„Die Polizei muss durch Personalaufstockungen und bessere Ausstattung entlastet werden“

Anlage / Foto (Sven Glombitza): Der hessische Landtagsabgeordnete Tobias Eckert (Verkehrspolitischer Sprecher und Stellvertretender Vorsitzender der SPD-Landtagsfraktion in Wiesbaden) und Kriminaldirektor Frank Göbel. (von links nach rechts)
Anlage / Foto (Sven Glombitza): Der hessische Landtagsabgeordnete Tobias Eckert (Verkehrspolitischer Sprecher und Stellvertretender Vorsitzender der SPD-Landtagsfraktion in Wiesbaden) und Kriminaldirektor Frank Göbel. (von links nach rechts)

LIMBURG-WEILBURG. Anlässlich der regelmäßigen Besuche von Tobias Eckert bei der Polizeidirektion Limburg-Weilburg trafen sich der Leiter der Polizeidirektion Kriminaldirektor Frank-Helmut Göbel und Tobias Eckert zu Gesprächen in der Polizeistation Limburg an der Lahn.

 

Frank Göbel und Tobias Eckert trafen sich, um über die derzeitige Lage und Zukunftsperspektiven der Polizeidirektion Limburg-Weilburg bzw. der hessischen Landespolizei zu sprechen. Dabei berichtete Frank Göbel, dass nicht nur die Frage nach mehr Personal seine Arbeit weiterhin begleiten werde, sondern auch wie ein gelungener Austausch zwischen erfahrenen älteren Polizeibeamten/-innen und jüngeren Kollegen/-innen gelingen könnte. Er stellte weiterhin fest, dass der Polizeieinsatz am Dannenröder Forst Einsatzkräfte aus ganz Hessen binde und Auswirkungen auf den Regelbetrieb der Polizei in Limburg-Weilburg habe.

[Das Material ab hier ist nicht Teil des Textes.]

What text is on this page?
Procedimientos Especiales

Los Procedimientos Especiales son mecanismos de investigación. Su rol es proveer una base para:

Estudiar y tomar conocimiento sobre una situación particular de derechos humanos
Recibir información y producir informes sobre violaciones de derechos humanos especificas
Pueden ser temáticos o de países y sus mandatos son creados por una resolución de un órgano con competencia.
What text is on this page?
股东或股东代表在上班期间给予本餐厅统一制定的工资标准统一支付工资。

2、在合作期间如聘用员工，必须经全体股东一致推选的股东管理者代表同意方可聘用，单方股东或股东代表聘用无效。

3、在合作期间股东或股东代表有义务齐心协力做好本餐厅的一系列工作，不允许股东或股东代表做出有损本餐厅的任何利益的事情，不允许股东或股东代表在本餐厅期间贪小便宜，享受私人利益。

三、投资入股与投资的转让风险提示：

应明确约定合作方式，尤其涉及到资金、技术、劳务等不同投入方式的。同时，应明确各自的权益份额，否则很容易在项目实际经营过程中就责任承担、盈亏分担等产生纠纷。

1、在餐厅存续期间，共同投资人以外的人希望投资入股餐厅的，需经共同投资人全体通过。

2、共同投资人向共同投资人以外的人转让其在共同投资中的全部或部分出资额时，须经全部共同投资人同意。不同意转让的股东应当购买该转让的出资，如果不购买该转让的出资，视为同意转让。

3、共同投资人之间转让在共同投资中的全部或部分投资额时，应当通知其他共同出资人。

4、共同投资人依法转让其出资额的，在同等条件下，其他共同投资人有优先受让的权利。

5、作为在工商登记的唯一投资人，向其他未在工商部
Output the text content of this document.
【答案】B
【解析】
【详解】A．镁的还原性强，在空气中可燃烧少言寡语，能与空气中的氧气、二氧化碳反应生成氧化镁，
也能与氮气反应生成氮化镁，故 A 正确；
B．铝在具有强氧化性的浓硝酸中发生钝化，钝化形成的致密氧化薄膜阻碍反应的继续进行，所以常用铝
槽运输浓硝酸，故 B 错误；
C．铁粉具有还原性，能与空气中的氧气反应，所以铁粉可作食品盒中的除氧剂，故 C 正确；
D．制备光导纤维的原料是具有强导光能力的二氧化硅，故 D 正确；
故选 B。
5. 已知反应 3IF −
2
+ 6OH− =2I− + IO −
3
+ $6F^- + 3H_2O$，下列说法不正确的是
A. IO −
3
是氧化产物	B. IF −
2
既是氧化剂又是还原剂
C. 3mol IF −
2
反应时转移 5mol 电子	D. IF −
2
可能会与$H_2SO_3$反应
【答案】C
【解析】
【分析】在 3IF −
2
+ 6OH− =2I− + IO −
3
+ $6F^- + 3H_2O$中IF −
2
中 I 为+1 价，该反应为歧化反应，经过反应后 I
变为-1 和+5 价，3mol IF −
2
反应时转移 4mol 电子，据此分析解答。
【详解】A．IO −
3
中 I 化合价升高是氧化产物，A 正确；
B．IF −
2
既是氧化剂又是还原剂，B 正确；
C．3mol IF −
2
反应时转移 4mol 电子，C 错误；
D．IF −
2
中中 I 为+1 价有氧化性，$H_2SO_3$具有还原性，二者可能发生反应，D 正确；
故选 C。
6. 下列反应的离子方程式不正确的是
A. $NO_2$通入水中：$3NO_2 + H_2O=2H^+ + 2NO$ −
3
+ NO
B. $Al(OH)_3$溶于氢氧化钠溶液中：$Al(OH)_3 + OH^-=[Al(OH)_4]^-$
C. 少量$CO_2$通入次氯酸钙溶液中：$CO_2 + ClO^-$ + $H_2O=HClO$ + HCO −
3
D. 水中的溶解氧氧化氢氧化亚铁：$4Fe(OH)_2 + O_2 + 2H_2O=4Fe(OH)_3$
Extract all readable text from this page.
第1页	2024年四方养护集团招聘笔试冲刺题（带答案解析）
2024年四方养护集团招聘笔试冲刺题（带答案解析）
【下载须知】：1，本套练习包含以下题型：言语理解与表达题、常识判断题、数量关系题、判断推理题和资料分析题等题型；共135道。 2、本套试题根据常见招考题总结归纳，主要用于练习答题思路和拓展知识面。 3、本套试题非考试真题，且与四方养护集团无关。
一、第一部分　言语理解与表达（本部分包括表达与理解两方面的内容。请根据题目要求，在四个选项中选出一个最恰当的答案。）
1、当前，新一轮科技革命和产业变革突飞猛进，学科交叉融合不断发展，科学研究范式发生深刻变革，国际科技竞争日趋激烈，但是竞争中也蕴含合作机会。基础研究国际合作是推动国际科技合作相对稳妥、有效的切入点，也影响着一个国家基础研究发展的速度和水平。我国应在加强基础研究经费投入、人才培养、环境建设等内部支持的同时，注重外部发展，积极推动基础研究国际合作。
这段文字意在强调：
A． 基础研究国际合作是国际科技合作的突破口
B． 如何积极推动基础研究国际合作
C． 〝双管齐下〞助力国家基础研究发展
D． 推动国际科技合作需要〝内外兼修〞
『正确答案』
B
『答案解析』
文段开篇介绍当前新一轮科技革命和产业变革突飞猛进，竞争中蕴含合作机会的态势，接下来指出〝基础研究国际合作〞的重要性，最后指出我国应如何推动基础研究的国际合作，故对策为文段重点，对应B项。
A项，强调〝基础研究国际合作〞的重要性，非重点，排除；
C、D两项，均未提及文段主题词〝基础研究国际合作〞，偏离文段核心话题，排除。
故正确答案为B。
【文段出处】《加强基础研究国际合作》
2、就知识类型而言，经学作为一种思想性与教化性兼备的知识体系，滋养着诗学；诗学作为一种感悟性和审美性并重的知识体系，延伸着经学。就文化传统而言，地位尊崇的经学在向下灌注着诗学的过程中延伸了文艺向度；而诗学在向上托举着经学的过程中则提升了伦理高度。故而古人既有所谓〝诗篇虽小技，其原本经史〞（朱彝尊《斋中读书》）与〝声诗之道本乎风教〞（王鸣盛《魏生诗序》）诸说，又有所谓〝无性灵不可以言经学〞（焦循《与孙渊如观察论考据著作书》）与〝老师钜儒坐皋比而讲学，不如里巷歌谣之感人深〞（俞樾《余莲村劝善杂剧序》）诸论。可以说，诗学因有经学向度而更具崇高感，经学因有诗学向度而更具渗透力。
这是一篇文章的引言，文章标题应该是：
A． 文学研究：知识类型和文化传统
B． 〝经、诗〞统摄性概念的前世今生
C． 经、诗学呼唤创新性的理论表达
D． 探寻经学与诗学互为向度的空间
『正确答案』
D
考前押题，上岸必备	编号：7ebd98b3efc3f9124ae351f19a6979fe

Tobias Eckert, Mitglied im Innenausschuss sowie im Ausschuss für Digitales und Datenschutz des hessischen Landtags, kennt die angespannte personelle Lage der Polizei: „Jede Bürgerin und jeder Bürger muss sich in unserer Heimat sicher fühlen können, wobei eine stetige Polizeipräsenz eine wichtige Rolle spielt. Hier müsste die Landesregierung ansetzen. Auch in der Digitalisierung stecken viele Möglichkeiten die tägliche bürokratische Arbeit der Einsatzkräfte zu erleichtern und zu beschleunigen, sodass sie mehr Zeit für Außeneinsätze haben. Die Polizei braucht grundsätzlich mehr Personal, dennoch müssen wir auch über solche Wege nachdenken die Polizei zu unterstützen“, erklärte Tobias Eckert. Der heimische Landtagsabgeordnete und stellvertretende Vorsitzende der SPD-Fraktion im Hessischen Landtag sprach mit Frank Göbel ebenfalls über das Bild der Polizei in der Gesellschaft und die Skandale, die in letzter Zeit das Ansehen der Polizei in Hessen erschüttert haben. „Die Enthüllungen rechtsextremer Einstellungen einiger Beamter und die unberechtigten Abfragen an hessischen Polizeicomputern erfordern eine lückenlose Aufklärung. Dies geschieht auch im Interesse der vielen engagierten Polizeibeamten und Polizeibeamtinnen,“ mahnte Tobias Eckert.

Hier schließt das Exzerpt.